A minha primeira publicação de artigo em um periódico científico internacional, desses indexados, com revisão por pares, foi em 1987. Tudo em papel. O artigo, já escrito com algum editor de texto, que não existe mais, em algum computador, hoje inimaginavelmente obsoleto, era impresso em três cópias, enviadas junto com uma carta, também impressa, pelo correio. Semanas depois vinha uma carta, que confirmava o recebimento lá na editora. O editor então enviava duas cópias para os pareceristas, que respondiam por cartas. O conjunto, pareceres e carta do editor, chegava depois pelo correio às minhas mãos. Com as correções solicitadas feitas no artigo, recomeçava todo o processo. Por fim, notícia do artigo aceito, aquela terceira cópia impressa, que ficara com o editor, voltava com marcações coloridas a lápis, indicando o que seria caixa alta, o que seria em negrito, como as equações seriam editadas, de acordo com o guia de edição anexo, parecido com o da ilustração publicada aqui. Nova carta para o editor, concordando com as indicações de edição. Mais um pouco e chegavam as provas do artigo para minha apreciação, afinal alguém lá na editora transcreveu e editou o meu texto impresso, junto com as indicações de edição feitas pelo editor ou um assistente, e as figuras encaixadas no meio do texto. As figuras compunham um capítulo à parte: as originais, enviadas inicialmente junto com as cópias impressas, eram a nanquim sobre papel vegetal (tínhamos desenhistas para profissionalizar nossos rascunhos). Artigo aceito, as figuras iam para o laboratório fotográfico lá da editora. Tudo manual e analógico, um trabalho de várias pessoas. E havia o formulário sobre o pagamento desse processo.

Do papel à nuvem

Nós do terceiro mundo de então éramos perdoados pela inadimplência com o envio de carta respeitosa pedindo desculpas e a isenção por falta de recursos. Os periódicos se sustentavam pelas assinaturas das bibliotecas, o tal acesso fechado, mas contavam também com os pagamentos dos autores para publicação, as page charges. Nós que não pagávamos desconfiávamos que talvez sofrêssemos alguma demora adicional na publicação, mas esses rumores, segundo minha experiência pessoal, nunca se confirmaram. O primeiro artigo a gente não esquece, mas já não me lembro daquele que foi o meu primeiro em que todo esse processo manual, analógico e impresso foi sendo substituído por etapas eletrônicas e digitais sem papel e correio físico. A maioria dos pesquisadores em atividade hoje em dia não passou por essa transição, do final do século passado e começo deste, e talvez não se dê conta de que, mesmo sem papel, novas transições continuam ocorrendo, que vão sendo incorporadas sem muito espanto e com imediata aceitação – afinal queremos todos ver os nossos artigos publicados. Assim vale a pena relembrar as promessas, os dilemas e os embates sobre como fomos do papel à nuvem digital na ciência.
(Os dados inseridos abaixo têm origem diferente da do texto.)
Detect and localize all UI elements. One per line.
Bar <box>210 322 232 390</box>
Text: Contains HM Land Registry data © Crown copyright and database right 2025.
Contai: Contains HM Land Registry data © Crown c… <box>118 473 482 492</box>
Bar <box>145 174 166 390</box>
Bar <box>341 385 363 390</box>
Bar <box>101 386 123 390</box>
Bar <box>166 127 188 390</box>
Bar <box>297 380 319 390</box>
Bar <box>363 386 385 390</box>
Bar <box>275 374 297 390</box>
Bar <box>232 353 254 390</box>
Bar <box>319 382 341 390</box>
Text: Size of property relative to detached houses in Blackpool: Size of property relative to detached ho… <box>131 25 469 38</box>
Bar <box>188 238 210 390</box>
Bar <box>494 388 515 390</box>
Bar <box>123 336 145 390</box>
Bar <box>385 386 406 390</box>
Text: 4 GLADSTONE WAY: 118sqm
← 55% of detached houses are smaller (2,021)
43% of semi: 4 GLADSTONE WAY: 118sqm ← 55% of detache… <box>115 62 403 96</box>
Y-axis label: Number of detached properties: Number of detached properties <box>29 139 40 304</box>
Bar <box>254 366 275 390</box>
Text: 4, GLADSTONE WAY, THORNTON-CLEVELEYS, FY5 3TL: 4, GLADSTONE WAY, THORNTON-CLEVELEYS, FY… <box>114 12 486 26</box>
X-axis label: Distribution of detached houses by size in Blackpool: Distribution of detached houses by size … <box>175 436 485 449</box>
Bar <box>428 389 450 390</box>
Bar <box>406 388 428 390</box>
Antes de mais nada, é preciso apresentar também um resumo de como estamos hoje nesse processo. Todas as revistas têm os seus portais eletrônicos, nos quais os artigos publicados, organizados em volumes e números como antigamente, podem ser acessados com um clique, seja para ler na tela ou para baixar o arquivo, como portable document format, vulgo PDF, para leitura posterior. Nos portais têm-se também as abas de submissão de artigos, com instruções para os autores, ficha de cadastro, página para carregar o texto original e as eventuais figuras, página de rosto com as informações sobre os autores, checagem de referências e adequação do formato. Pareceristas contam ainda com sua aba, contendo a página de cadastro, o registro de senha, o artigo a ser avaliado já disponível em PDF e o formulário de avaliação, no qual se respondem perguntas sobre o artigo: sim, mais ou menos, não. E os campos para comentários a serem preenchidos. Tudo digital, nenhum ou pouco trabalho manual como antes, exceto a mensagem do editor para autor com o veredito, ainda por correio, eletrônico e não por papel, claro. Quase tudo automatizado, e boa parte da edição, caso o artigo tiver sido aceito, já realizado pelos próprios autores no processo de submissão. As assinaturas dos periódicos pelas bibliotecas, porém, não diminuíram de valor, pelo contrário. Aumentaram substancialmente e surgiram as taxas de publicação para o acesso aberto, substituindo as page charges. E muito rápido subiram estratosfericamente, quando não astronomicamente. É o tal modelo de negócios de acesso aberto.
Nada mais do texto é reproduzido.